2019 Rivers State gubernatorial election
| Nominee | Ezenwo Nyesom Wike | Biokpomabo Awara |  |
| Party | PDP | AAC |
| Popular vote | 886,264 | 173,859 |
| Governor before election Ezenwo Nyesom Wike PDP | Elected Governor Ezenwo Nyesom Wike PDP |

= 2019 Rivers State gubernatorial election =

Nigerian state election

The Rivers State gubernatorial election took place on 9 March 2019, concurrently with various other Nigerian state level elections. A rerun of the vote was held in Abua–Odual, Ahoada West, Gokana and Opobo–Nkoro on 13 April. One-term incumbent Governor Ezenwo Nyesom Wike of the People's Democratic Party was eligible to run for re-election. He won in 2015 with 87.77% of the vote.

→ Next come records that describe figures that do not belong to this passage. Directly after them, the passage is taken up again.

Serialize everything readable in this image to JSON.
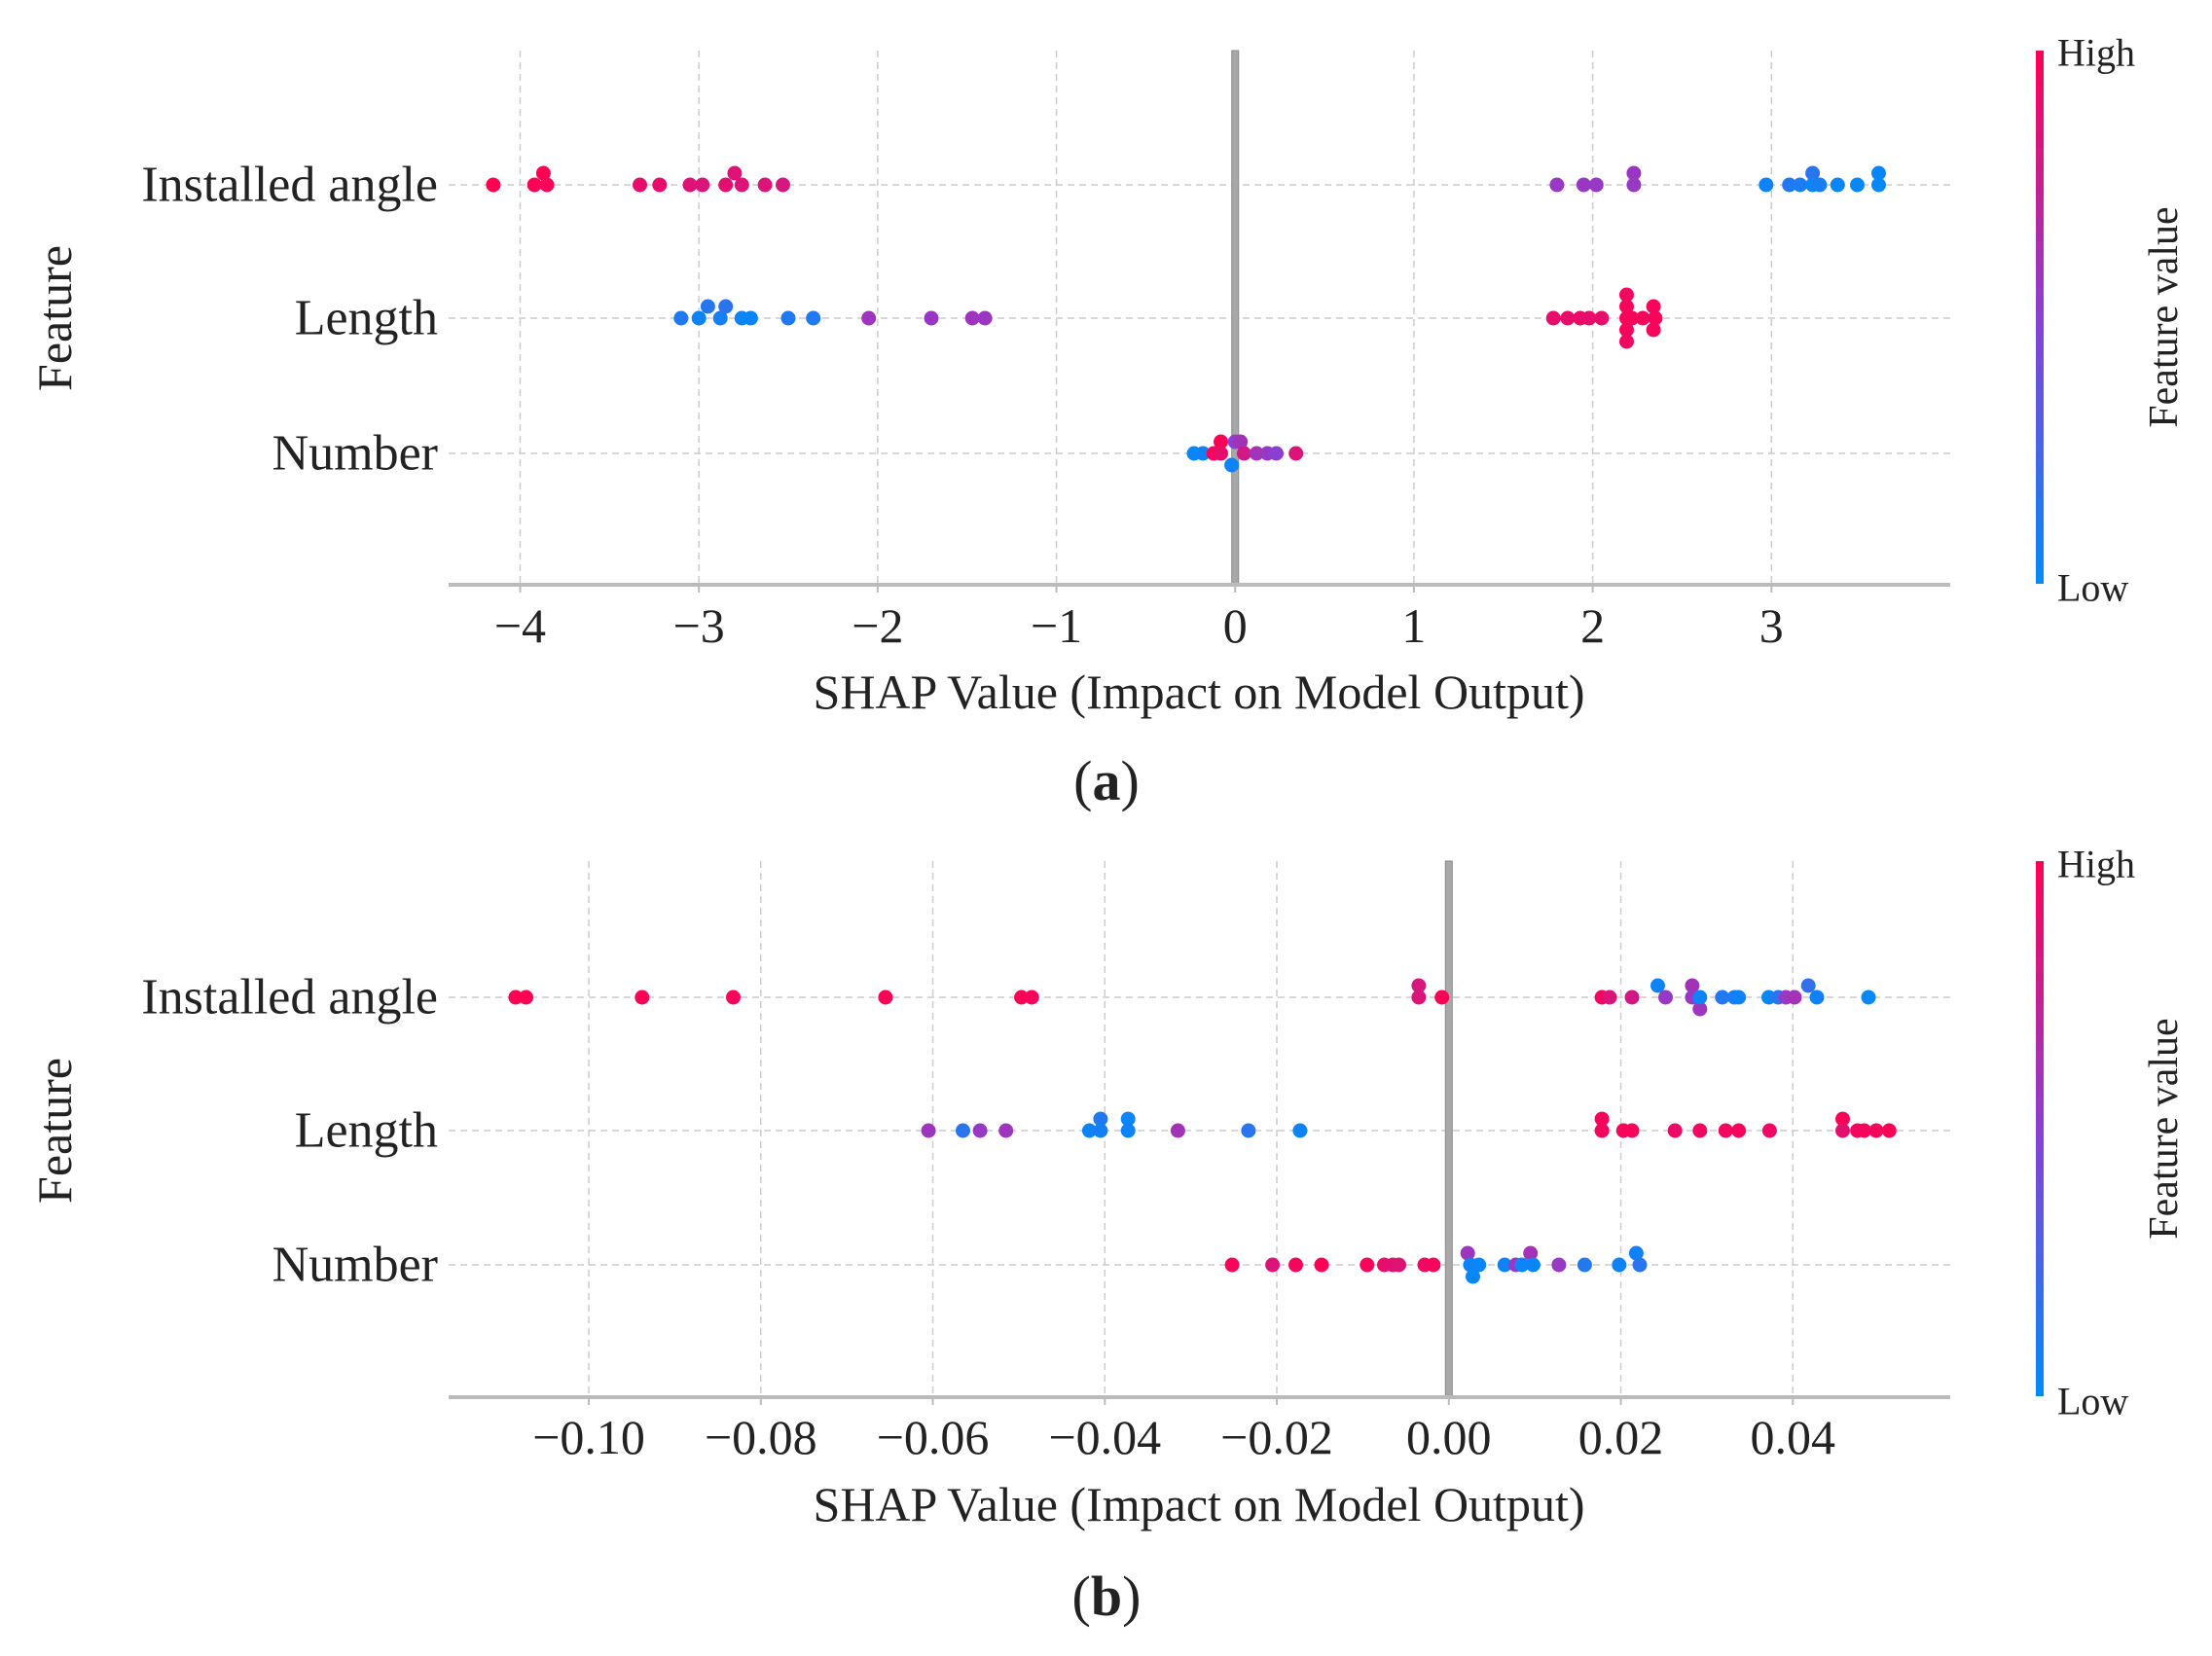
{
  "chart_data": [
    {
      "type": "scatter",
      "subtype": "shap-beeswarm",
      "panel_label": "a",
      "xlabel": "SHAP Value (Impact on Model Output)",
      "ylabel": "Feature",
      "xlim": [
        -4.4,
        4.0
      ],
      "xticks": [
        -4,
        -3,
        -2,
        -1,
        0,
        1,
        2,
        3
      ],
      "xtick_labels": [
        "−4",
        "−3",
        "−2",
        "−1",
        "0",
        "1",
        "2",
        "3"
      ],
      "colorbar": {
        "title": "Feature value",
        "high": "High",
        "low": "Low",
        "high_color": "#ff0052",
        "mid_color": "#8b3fd1",
        "low_color": "#008bfb"
      },
      "features": [
        "Installed angle",
        "Length",
        "Number"
      ],
      "series": [
        {
          "feature": "Installed angle",
          "points": [
            {
              "x": -4.15,
              "v": 1.0,
              "off": 0
            },
            {
              "x": -3.92,
              "v": 0.98,
              "off": 0
            },
            {
              "x": -3.87,
              "v": 1.0,
              "off": 1
            },
            {
              "x": -3.85,
              "v": 0.97,
              "off": 0
            },
            {
              "x": -3.33,
              "v": 0.9,
              "off": 0
            },
            {
              "x": -3.22,
              "v": 0.9,
              "off": 0
            },
            {
              "x": -3.05,
              "v": 0.86,
              "off": 0
            },
            {
              "x": -2.98,
              "v": 0.84,
              "off": 0
            },
            {
              "x": -2.85,
              "v": 0.88,
              "off": 0
            },
            {
              "x": -2.8,
              "v": 0.86,
              "off": 1
            },
            {
              "x": -2.76,
              "v": 0.85,
              "off": 0
            },
            {
              "x": -2.63,
              "v": 0.84,
              "off": 0
            },
            {
              "x": -2.53,
              "v": 0.82,
              "off": 0
            },
            {
              "x": 1.8,
              "v": 0.55,
              "off": 0
            },
            {
              "x": 1.95,
              "v": 0.56,
              "off": 0
            },
            {
              "x": 2.02,
              "v": 0.55,
              "off": 0
            },
            {
              "x": 2.23,
              "v": 0.56,
              "off": 1
            },
            {
              "x": 2.23,
              "v": 0.55,
              "off": 0
            },
            {
              "x": 2.97,
              "v": 0.05,
              "off": 0
            },
            {
              "x": 3.1,
              "v": 0.12,
              "off": 0
            },
            {
              "x": 3.16,
              "v": 0.1,
              "off": 0
            },
            {
              "x": 3.23,
              "v": 0.15,
              "off": 1
            },
            {
              "x": 3.23,
              "v": 0.04,
              "off": 0
            },
            {
              "x": 3.27,
              "v": 0.08,
              "off": 0
            },
            {
              "x": 3.37,
              "v": 0.03,
              "off": 0
            },
            {
              "x": 3.48,
              "v": 0.02,
              "off": 0
            },
            {
              "x": 3.6,
              "v": 0.03,
              "off": 1
            },
            {
              "x": 3.6,
              "v": 0.02,
              "off": 0
            }
          ]
        },
        {
          "feature": "Length",
          "points": [
            {
              "x": -3.1,
              "v": 0.12,
              "off": 0
            },
            {
              "x": -3.0,
              "v": 0.05,
              "off": 0
            },
            {
              "x": -2.95,
              "v": 0.14,
              "off": 1
            },
            {
              "x": -2.88,
              "v": 0.08,
              "off": 0
            },
            {
              "x": -2.85,
              "v": 0.15,
              "off": 1
            },
            {
              "x": -2.76,
              "v": 0.04,
              "off": 0
            },
            {
              "x": -2.71,
              "v": 0.03,
              "off": 0
            },
            {
              "x": -2.5,
              "v": 0.12,
              "off": 0
            },
            {
              "x": -2.36,
              "v": 0.12,
              "off": 0
            },
            {
              "x": -2.05,
              "v": 0.58,
              "off": 0
            },
            {
              "x": -1.7,
              "v": 0.56,
              "off": 0
            },
            {
              "x": -1.47,
              "v": 0.58,
              "off": 0
            },
            {
              "x": -1.4,
              "v": 0.56,
              "off": 0
            },
            {
              "x": 1.78,
              "v": 0.9,
              "off": 0
            },
            {
              "x": 1.86,
              "v": 0.9,
              "off": 0
            },
            {
              "x": 1.93,
              "v": 0.92,
              "off": 0
            },
            {
              "x": 1.98,
              "v": 0.9,
              "off": 0
            },
            {
              "x": 2.05,
              "v": 0.9,
              "off": 0
            },
            {
              "x": 2.19,
              "v": 0.95,
              "off": 2
            },
            {
              "x": 2.19,
              "v": 0.96,
              "off": 1
            },
            {
              "x": 2.19,
              "v": 0.97,
              "off": 0
            },
            {
              "x": 2.19,
              "v": 0.96,
              "off": -1
            },
            {
              "x": 2.19,
              "v": 0.95,
              "off": -2
            },
            {
              "x": 2.22,
              "v": 0.97,
              "off": 0
            },
            {
              "x": 2.28,
              "v": 0.97,
              "off": 0
            },
            {
              "x": 2.34,
              "v": 0.96,
              "off": 1
            },
            {
              "x": 2.35,
              "v": 0.97,
              "off": 0
            },
            {
              "x": 2.34,
              "v": 0.96,
              "off": -1
            }
          ]
        },
        {
          "feature": "Number",
          "points": [
            {
              "x": -0.23,
              "v": 0.03,
              "off": 0
            },
            {
              "x": -0.18,
              "v": 0.05,
              "off": 0
            },
            {
              "x": -0.12,
              "v": 0.97,
              "off": 0
            },
            {
              "x": -0.08,
              "v": 0.98,
              "off": 1
            },
            {
              "x": -0.08,
              "v": 0.9,
              "off": 0
            },
            {
              "x": -0.02,
              "v": 0.05,
              "off": -1
            },
            {
              "x": 0.0,
              "v": 0.5,
              "off": 1
            },
            {
              "x": 0.03,
              "v": 0.6,
              "off": 1
            },
            {
              "x": 0.05,
              "v": 0.8,
              "off": 0
            },
            {
              "x": 0.12,
              "v": 0.6,
              "off": 0
            },
            {
              "x": 0.18,
              "v": 0.55,
              "off": 0
            },
            {
              "x": 0.23,
              "v": 0.5,
              "off": 0
            },
            {
              "x": 0.34,
              "v": 0.85,
              "off": 0
            }
          ]
        }
      ]
    },
    {
      "type": "scatter",
      "subtype": "shap-beeswarm",
      "panel_label": "b",
      "xlabel": "SHAP Value (Impact on Model Output)",
      "ylabel": "Feature",
      "xlim": [
        -0.1163,
        0.0583
      ],
      "xticks": [
        -0.1,
        -0.08,
        -0.06,
        -0.04,
        -0.02,
        0.0,
        0.02,
        0.04
      ],
      "xtick_labels": [
        "−0.10",
        "−0.08",
        "−0.06",
        "−0.04",
        "−0.02",
        "0.00",
        "0.02",
        "0.04"
      ],
      "colorbar": {
        "title": "Feature value",
        "high": "High",
        "low": "Low",
        "high_color": "#ff0052",
        "mid_color": "#8b3fd1",
        "low_color": "#008bfb"
      },
      "features": [
        "Installed angle",
        "Length",
        "Number"
      ],
      "series": [
        {
          "feature": "Installed angle",
          "points": [
            {
              "x": -0.1085,
              "v": 1.0,
              "off": 0
            },
            {
              "x": -0.1073,
              "v": 0.99,
              "off": 0
            },
            {
              "x": -0.0938,
              "v": 0.98,
              "off": 0
            },
            {
              "x": -0.0832,
              "v": 0.97,
              "off": 0
            },
            {
              "x": -0.0655,
              "v": 0.98,
              "off": 0
            },
            {
              "x": -0.0497,
              "v": 0.98,
              "off": 0
            },
            {
              "x": -0.0485,
              "v": 0.97,
              "off": 0
            },
            {
              "x": -0.0035,
              "v": 0.82,
              "off": 1
            },
            {
              "x": -0.0035,
              "v": 0.85,
              "off": 0
            },
            {
              "x": -0.0008,
              "v": 0.98,
              "off": 0
            },
            {
              "x": 0.0178,
              "v": 0.95,
              "off": 0
            },
            {
              "x": 0.0187,
              "v": 0.85,
              "off": 0
            },
            {
              "x": 0.0213,
              "v": 0.8,
              "off": 0
            },
            {
              "x": 0.0243,
              "v": 0.05,
              "off": 1
            },
            {
              "x": 0.0252,
              "v": 0.55,
              "off": 0
            },
            {
              "x": 0.0283,
              "v": 0.6,
              "off": 1
            },
            {
              "x": 0.0283,
              "v": 0.55,
              "off": 0
            },
            {
              "x": 0.0292,
              "v": 0.58,
              "off": -1
            },
            {
              "x": 0.0292,
              "v": 0.05,
              "off": 0
            },
            {
              "x": 0.0318,
              "v": 0.12,
              "off": 0
            },
            {
              "x": 0.0332,
              "v": 0.1,
              "off": 0
            },
            {
              "x": 0.0337,
              "v": 0.05,
              "off": 0
            },
            {
              "x": 0.0372,
              "v": 0.03,
              "off": 0
            },
            {
              "x": 0.0383,
              "v": 0.15,
              "off": 0
            },
            {
              "x": 0.0392,
              "v": 0.55,
              "off": 0
            },
            {
              "x": 0.0402,
              "v": 0.6,
              "off": 0
            },
            {
              "x": 0.0418,
              "v": 0.18,
              "off": 1
            },
            {
              "x": 0.0428,
              "v": 0.05,
              "off": 0
            },
            {
              "x": 0.0488,
              "v": 0.02,
              "off": 0
            }
          ]
        },
        {
          "feature": "Length",
          "points": [
            {
              "x": -0.0605,
              "v": 0.58,
              "off": 0
            },
            {
              "x": -0.0565,
              "v": 0.15,
              "off": 0
            },
            {
              "x": -0.0545,
              "v": 0.55,
              "off": 0
            },
            {
              "x": -0.0515,
              "v": 0.58,
              "off": 0
            },
            {
              "x": -0.0418,
              "v": 0.05,
              "off": 0
            },
            {
              "x": -0.0405,
              "v": 0.12,
              "off": 1
            },
            {
              "x": -0.0405,
              "v": 0.08,
              "off": 0
            },
            {
              "x": -0.0373,
              "v": 0.04,
              "off": 1
            },
            {
              "x": -0.0373,
              "v": 0.05,
              "off": 0
            },
            {
              "x": -0.0315,
              "v": 0.6,
              "off": 0
            },
            {
              "x": -0.0233,
              "v": 0.15,
              "off": 0
            },
            {
              "x": -0.0173,
              "v": 0.05,
              "off": 0
            },
            {
              "x": 0.0178,
              "v": 0.97,
              "off": 1
            },
            {
              "x": 0.0178,
              "v": 0.95,
              "off": 0
            },
            {
              "x": 0.0203,
              "v": 0.96,
              "off": 0
            },
            {
              "x": 0.0213,
              "v": 0.97,
              "off": 0
            },
            {
              "x": 0.0263,
              "v": 0.92,
              "off": 0
            },
            {
              "x": 0.0292,
              "v": 0.94,
              "off": 0
            },
            {
              "x": 0.0322,
              "v": 0.95,
              "off": 0
            },
            {
              "x": 0.0337,
              "v": 0.96,
              "off": 0
            },
            {
              "x": 0.0373,
              "v": 0.93,
              "off": 0
            },
            {
              "x": 0.0458,
              "v": 0.98,
              "off": 1
            },
            {
              "x": 0.0458,
              "v": 0.88,
              "off": 0
            },
            {
              "x": 0.0475,
              "v": 0.95,
              "off": 0
            },
            {
              "x": 0.0483,
              "v": 0.96,
              "off": 0
            },
            {
              "x": 0.0497,
              "v": 0.97,
              "off": 0
            },
            {
              "x": 0.0512,
              "v": 0.98,
              "off": 0
            }
          ]
        },
        {
          "feature": "Number",
          "points": [
            {
              "x": -0.0252,
              "v": 0.97,
              "off": 0
            },
            {
              "x": -0.0205,
              "v": 0.85,
              "off": 0
            },
            {
              "x": -0.0178,
              "v": 0.96,
              "off": 0
            },
            {
              "x": -0.0148,
              "v": 0.98,
              "off": 0
            },
            {
              "x": -0.0095,
              "v": 0.97,
              "off": 0
            },
            {
              "x": -0.0075,
              "v": 0.9,
              "off": 0
            },
            {
              "x": -0.0065,
              "v": 0.88,
              "off": 0
            },
            {
              "x": -0.0058,
              "v": 0.86,
              "off": 0
            },
            {
              "x": -0.0028,
              "v": 0.94,
              "off": 0
            },
            {
              "x": -0.0018,
              "v": 0.96,
              "off": 0
            },
            {
              "x": 0.0022,
              "v": 0.58,
              "off": 1
            },
            {
              "x": 0.0025,
              "v": 0.05,
              "off": 0
            },
            {
              "x": 0.0028,
              "v": 0.02,
              "off": -1
            },
            {
              "x": 0.0035,
              "v": 0.04,
              "off": 0
            },
            {
              "x": 0.0065,
              "v": 0.05,
              "off": 0
            },
            {
              "x": 0.0078,
              "v": 0.55,
              "off": 0
            },
            {
              "x": 0.0085,
              "v": 0.04,
              "off": 0
            },
            {
              "x": 0.0095,
              "v": 0.6,
              "off": 1
            },
            {
              "x": 0.0098,
              "v": 0.03,
              "off": 0
            },
            {
              "x": 0.0128,
              "v": 0.55,
              "off": 0
            },
            {
              "x": 0.0158,
              "v": 0.12,
              "off": 0
            },
            {
              "x": 0.0198,
              "v": 0.05,
              "off": 0
            },
            {
              "x": 0.0218,
              "v": 0.05,
              "off": 1
            },
            {
              "x": 0.0222,
              "v": 0.15,
              "off": 0
            }
          ]
        }
      ]
    }
  ]
}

Vote counting after the elections was suspended after widespread violence in the state. On 3 April, the INEC declared that incumbent Wike won re-election, as the total number of voters in areas where elections were cancelled or did not hold was not enough to give his opponent victory.

==Background==
Ezenwo Nyesom Wike previously served as Minister of State for Education prior to becoming governor. He was also Chairman of the 2016 PDP National Convention Committee. Wike considered running for a second term as the state's chief executive, and 51 years old at the time of the election in 2019.

There had been reports of a rift between members of the All Progressives Congress Dakuku Peterside and Ibim Semenitari. The state party chairman, Davies Ikanya has, however, denied this. In 2017, Transportation Minister Chibuike Amaechi got involved in a dispute with party members, after he declared billionaire businessman Tonye Cole as his choice for the All Progressives Congress nomination for governor.

On 22 May 2017, Senate minority leader and former governor Godswill Akpabio announced that he would support a second term for Governor Wike in the Brick House. Former Senate President David Mark and Deputy Senate President Ike Ekweremadu also voiced their endorsement of the incumbent governor to run for reelection.

== Controversies ==
In 2019, the Federal High Court in Port Harcourt ordered INEC not to recognise APC candidates in Rivers State because of the party's inability to comply with earlier court orders concerning its internal processes and primaries. The ruling led to disagreements between the groups associated with Tonye Cole and Magnus Abe.The PDP, led by Governor Nyesom Wike, pursued the issue in court, arguing that the APC had failed to conduct valid primaries. It raised questions over whether the APC would be able to field candidates in the 2019 elections and prompted calls for the party to resolve its internal disputes or pursue further appeals.